Figure 1. Maximum projected image of a cell sphere representing various phenotypes. Image analysis data for nuclear count and cell sorting results: histogram: control (0.1% DMSO), paclitaxel 150 nM, etoposide 200 μM, staurosporine 300 nM, mitomycin C1 μM, doxorubicin 1 μM and fluoroadenine 100 μM. Geometry or mean intensity values ​​were normalized to DMSO control (set to 1000). Concentration-dependent and 4-parameter curve fitting of selected compounds. Red-paclitaxel, deep red-crosporine, blue-doxorubicin, green-mitomycin C, cyan-etoposide and purple-fluoroadenine.

Solid cell multi-cell ball analysis:

Cell sphere imaging and analysis in semi-solid media was performed in the same manner. Select the image in the confocal mode to capture the images at 5-10 um intervals along the Z axis, and then do the maximum projection analysis. The user-defined module performs single-cell ball counting and characterization, as well as counting the number of live and dead cells in the cell sphere. Compound treatment resulted in a decrease in the number and size of clones, as well as a decrease in the number of viable cells and the total number of cells.
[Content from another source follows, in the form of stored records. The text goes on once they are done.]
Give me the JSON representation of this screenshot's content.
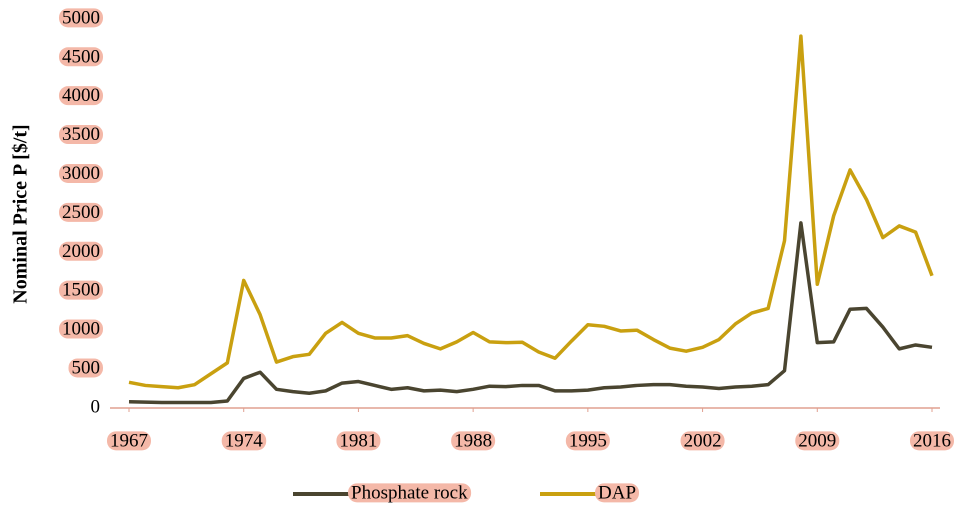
{
  "chart_data": {
    "type": "line",
    "y_label": "Nominal Price P [$/t]",
    "x": [
      1967,
      1968,
      1969,
      1970,
      1971,
      1972,
      1973,
      1974,
      1975,
      1976,
      1977,
      1978,
      1979,
      1980,
      1981,
      1982,
      1983,
      1984,
      1985,
      1986,
      1987,
      1988,
      1989,
      1990,
      1991,
      1992,
      1993,
      1994,
      1995,
      1996,
      1997,
      1998,
      1999,
      2000,
      2001,
      2002,
      2003,
      2004,
      2005,
      2006,
      2007,
      2008,
      2009,
      2010,
      2011,
      2012,
      2013,
      2014,
      2015,
      2016
    ],
    "series": [
      {
        "name": "Phosphate rock",
        "color": "#4a4530",
        "values": [
          80,
          75,
          70,
          70,
          70,
          70,
          90,
          380,
          460,
          240,
          210,
          190,
          220,
          320,
          340,
          290,
          240,
          260,
          220,
          230,
          210,
          240,
          280,
          275,
          290,
          290,
          220,
          220,
          230,
          260,
          270,
          290,
          300,
          300,
          280,
          270,
          250,
          270,
          280,
          300,
          480,
          2380,
          840,
          850,
          1270,
          1280,
          1040,
          760,
          810,
          780
        ]
      },
      {
        "name": "DAP",
        "color": "#c9a010",
        "values": [
          330,
          290,
          275,
          260,
          300,
          440,
          580,
          1640,
          1200,
          590,
          660,
          690,
          960,
          1100,
          960,
          900,
          900,
          930,
          830,
          760,
          850,
          970,
          850,
          840,
          845,
          720,
          640,
          860,
          1070,
          1050,
          990,
          1000,
          880,
          770,
          730,
          780,
          880,
          1080,
          1220,
          1280,
          2150,
          4780,
          1590,
          2470,
          3060,
          2680,
          2190,
          2340,
          2260,
          1700
        ]
      }
    ],
    "xlim": [
      1967,
      2016
    ],
    "xticks": [
      1967,
      1974,
      1981,
      1988,
      1995,
      2002,
      2009,
      2016
    ],
    "ylim": [
      0,
      5000
    ],
    "yticks": [
      0,
      500,
      1000,
      1500,
      2000,
      2500,
      3000,
      3500,
      4000,
      4500,
      5000
    ],
    "legend": "bottom"
  }
}
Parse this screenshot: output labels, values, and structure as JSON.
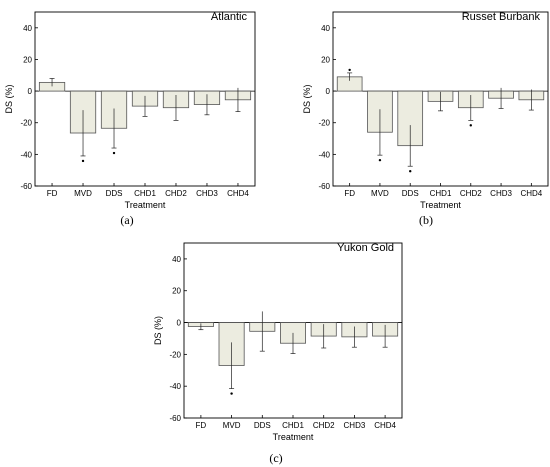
{
  "chart_data": [
    {
      "type": "bar",
      "title": "Atlantic",
      "caption": "(a)",
      "xlabel": "Treatment",
      "ylabel": "DS (%)",
      "ylim": [
        -60,
        50
      ],
      "yticks": [
        -60,
        -40,
        -20,
        0,
        20,
        40
      ],
      "categories": [
        "FD",
        "MVD",
        "DDS",
        "CHD1",
        "CHD2",
        "CHD3",
        "CHD4"
      ],
      "values": [
        5.5,
        -26.5,
        -23.5,
        -9.5,
        -10.5,
        -8.5,
        -5.5
      ],
      "errors": [
        2.5,
        14.5,
        12.5,
        6.5,
        8.0,
        6.5,
        7.5
      ],
      "significant": [
        false,
        true,
        true,
        false,
        false,
        false,
        false
      ]
    },
    {
      "type": "bar",
      "title": "Russet Burbank",
      "caption": "(b)",
      "xlabel": "Treatment",
      "ylabel": "DS (%)",
      "ylim": [
        -60,
        50
      ],
      "yticks": [
        -60,
        -40,
        -20,
        0,
        20,
        40
      ],
      "categories": [
        "FD",
        "MVD",
        "DDS",
        "CHD1",
        "CHD2",
        "CHD3",
        "CHD4"
      ],
      "values": [
        9.0,
        -26.0,
        -34.5,
        -6.5,
        -10.5,
        -4.5,
        -5.5
      ],
      "errors": [
        2.5,
        14.5,
        13.0,
        6.0,
        8.0,
        6.5,
        6.5
      ],
      "significant": [
        true,
        true,
        true,
        false,
        true,
        false,
        false
      ]
    },
    {
      "type": "bar",
      "title": "Yukon Gold",
      "caption": "(c)",
      "xlabel": "Treatment",
      "ylabel": "DS (%)",
      "ylim": [
        -60,
        50
      ],
      "yticks": [
        -60,
        -40,
        -20,
        0,
        20,
        40
      ],
      "categories": [
        "FD",
        "MVD",
        "DDS",
        "CHD1",
        "CHD2",
        "CHD3",
        "CHD4"
      ],
      "values": [
        -2.5,
        -27.0,
        -5.5,
        -13.0,
        -8.5,
        -9.0,
        -8.5
      ],
      "errors": [
        2.0,
        14.5,
        12.5,
        6.5,
        7.5,
        6.5,
        7.0
      ],
      "significant": [
        false,
        true,
        false,
        false,
        false,
        false,
        false
      ]
    }
  ]
}
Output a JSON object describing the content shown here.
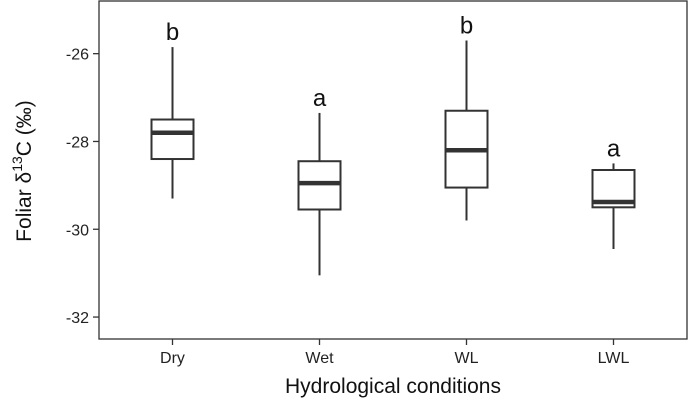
{
  "chart_data": {
    "type": "box",
    "xlabel": "Hydrological conditions",
    "ylabel_prefix": "Foliar δ",
    "ylabel_superscript": "13",
    "ylabel_suffix": "C (‰)",
    "ylim": [
      -32.5,
      -24.8
    ],
    "yticks": [
      -32,
      -30,
      -28,
      -26
    ],
    "ytick_labels": [
      "-32",
      "-30",
      "-28",
      "-26"
    ],
    "grid": false,
    "categories": [
      "Dry",
      "Wet",
      "WL",
      "LWL"
    ],
    "boxes": [
      {
        "category": "Dry",
        "whisker_low": -29.3,
        "q1": -28.4,
        "median": -27.8,
        "q3": -27.5,
        "whisker_high": -25.85,
        "letter": "b"
      },
      {
        "category": "Wet",
        "whisker_low": -31.05,
        "q1": -29.55,
        "median": -28.95,
        "q3": -28.45,
        "whisker_high": -27.35,
        "letter": "a"
      },
      {
        "category": "WL",
        "whisker_low": -29.8,
        "q1": -29.05,
        "median": -28.2,
        "q3": -27.3,
        "whisker_high": -25.7,
        "letter": "b"
      },
      {
        "category": "LWL",
        "whisker_low": -30.45,
        "q1": -29.5,
        "median": -29.38,
        "q3": -28.65,
        "whisker_high": -28.5,
        "letter": "a"
      }
    ],
    "colors": {
      "box_stroke": "#333333",
      "box_fill": "#ffffff",
      "axis": "#333333"
    }
  }
}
Figure 2. Maximum projected image of cell spheres stained with Hoechst and phalloidin-AF488 in Matrigel. Image analysis data acquisition of cell classification results generated by the user-defined module. The concentration-dependent effect of the selected compounds and the 4-parameter curve fit. Red-etoposide, green-paclitaxel, blue-crosporine, purple-mitomycin C.
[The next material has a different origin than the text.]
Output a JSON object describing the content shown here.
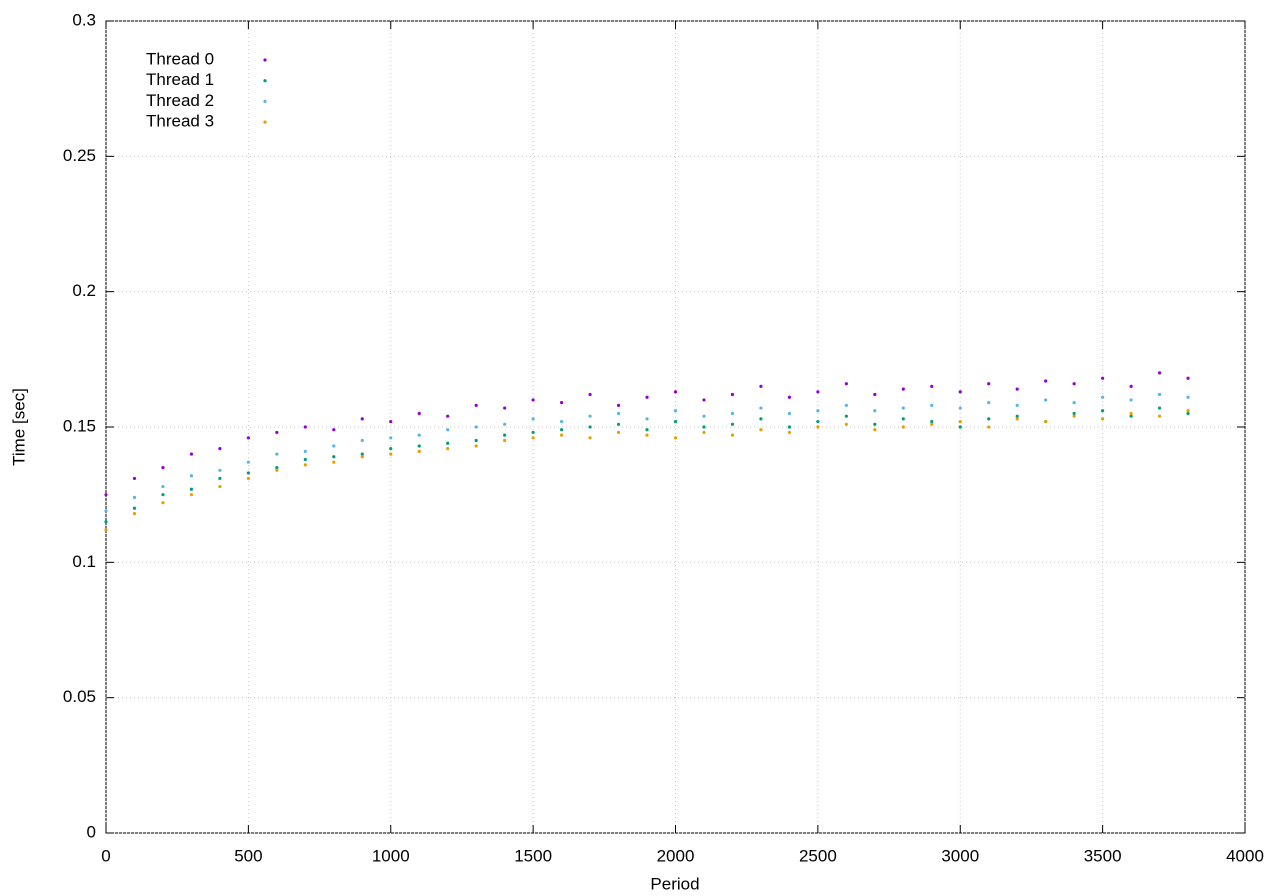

3D feature analysis of cell spheres:

3D analysis can be applied to the association of different Z-plane objects, as well as 3D features and morphological analysis of cell spheres or other objects. Cellular object analysis requires accurate calculation of the number of all objects: cell spheres or individual cells, as well as the number of cells in the cell sphere. Multiparametric image analysis is used to quantify different biological data.

Figure 3. Hoechst and phalloidin-AF488 stained Matrigel in a single cell sphere Z-plane. Note that different focal planes have different objects.
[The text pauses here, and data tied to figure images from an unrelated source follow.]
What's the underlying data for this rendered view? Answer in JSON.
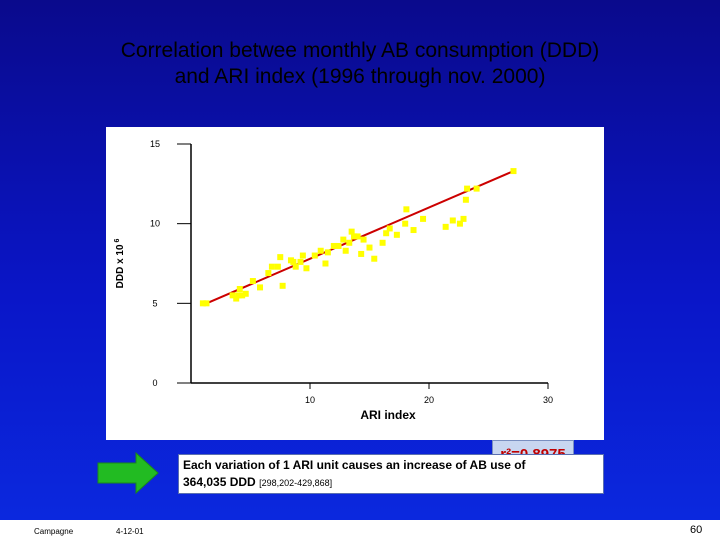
{
  "title": {
    "line1": "Correlation betwee monthly AB consumption (DDD)",
    "line2": "and ARI index (1996 through nov. 2000)"
  },
  "annotation": "r²=0.8975",
  "note": {
    "line1": "Each variation of 1 ARI unit causes an increase of AB use of",
    "line2": "364,035 DDD",
    "line2_small": "[298,202-429,868]"
  },
  "footer": {
    "left": "Campagne",
    "date": "4-12-01",
    "page": "60"
  },
  "colors": {
    "background": "#0a16c8",
    "points": "#ffff00",
    "trendline": "#cc0000",
    "annotation_text": "#c00000"
  },
  "arrow": {
    "icon": "right-arrow-icon",
    "color": "#22bb22"
  },
  "chart_data": {
    "type": "scatter",
    "xlabel": "ARI index",
    "ylabel": "DDD x 10",
    "ylabel_superscript": "6",
    "xlim": [
      0,
      30
    ],
    "ylim": [
      0,
      15
    ],
    "xticks": [
      10,
      20,
      30
    ],
    "yticks": [
      0,
      5,
      10,
      15
    ],
    "grid": false,
    "points": [
      [
        1.0,
        5.0
      ],
      [
        1.3,
        5.0
      ],
      [
        3.5,
        5.5
      ],
      [
        3.8,
        5.3
      ],
      [
        4.0,
        5.5
      ],
      [
        4.3,
        5.5
      ],
      [
        4.6,
        5.6
      ],
      [
        4.1,
        5.9
      ],
      [
        5.2,
        6.4
      ],
      [
        5.8,
        6.0
      ],
      [
        6.5,
        6.9
      ],
      [
        6.8,
        7.3
      ],
      [
        7.3,
        7.3
      ],
      [
        7.5,
        7.9
      ],
      [
        7.7,
        6.1
      ],
      [
        8.4,
        7.7
      ],
      [
        8.6,
        7.6
      ],
      [
        8.8,
        7.3
      ],
      [
        9.2,
        7.6
      ],
      [
        9.4,
        8.0
      ],
      [
        9.7,
        7.2
      ],
      [
        10.4,
        8.0
      ],
      [
        10.9,
        8.3
      ],
      [
        11.3,
        7.5
      ],
      [
        11.5,
        8.2
      ],
      [
        12.0,
        8.6
      ],
      [
        12.4,
        8.6
      ],
      [
        12.8,
        9.0
      ],
      [
        13.0,
        8.3
      ],
      [
        13.3,
        8.8
      ],
      [
        13.5,
        9.5
      ],
      [
        13.7,
        9.2
      ],
      [
        14.0,
        9.2
      ],
      [
        14.3,
        8.1
      ],
      [
        14.5,
        9.0
      ],
      [
        15.0,
        8.5
      ],
      [
        15.4,
        7.8
      ],
      [
        16.1,
        8.8
      ],
      [
        16.4,
        9.4
      ],
      [
        16.7,
        9.7
      ],
      [
        17.3,
        9.3
      ],
      [
        18.0,
        10.0
      ],
      [
        18.1,
        10.9
      ],
      [
        18.7,
        9.6
      ],
      [
        19.5,
        10.3
      ],
      [
        21.4,
        9.8
      ],
      [
        22.0,
        10.2
      ],
      [
        22.6,
        10.0
      ],
      [
        22.9,
        10.3
      ],
      [
        23.1,
        11.5
      ],
      [
        23.2,
        12.2
      ],
      [
        24.0,
        12.2
      ],
      [
        27.1,
        13.3
      ]
    ],
    "trendline": {
      "from": [
        1.0,
        4.9
      ],
      "to": [
        27.1,
        13.3
      ]
    }
  }
}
Figure 4. Single cell count for cell ball count and Hoechst staining in Matrigel matrix. Image analysis results obtained by a user-defined module with cell ball object analysis. The concentration-dependent effect of the selected compounds and the 4-parameter curve fit. Red-cytarabine, green-cisplatin, blue-fluoroadenine, purple-doxorubicin.

to sum up:

We have developed a high-throughput quantitative assay using confocal systems and high-content imaging to evaluate viability and morphological changes in 3D cancer cell models.

High-resolution and multiparametric analysis statistically characterize various cell globular phenotypes and drug effects using single cell counting and classification.

2D and 3D analysis can characterize cell spheres and individual cells and provide quantitative test data that can be used to calculate the comparison of IC50s and the potency of various compounds. The effectiveness of this approach has also been demonstrated by screening a panel of anticancer drugs in a 384-well format.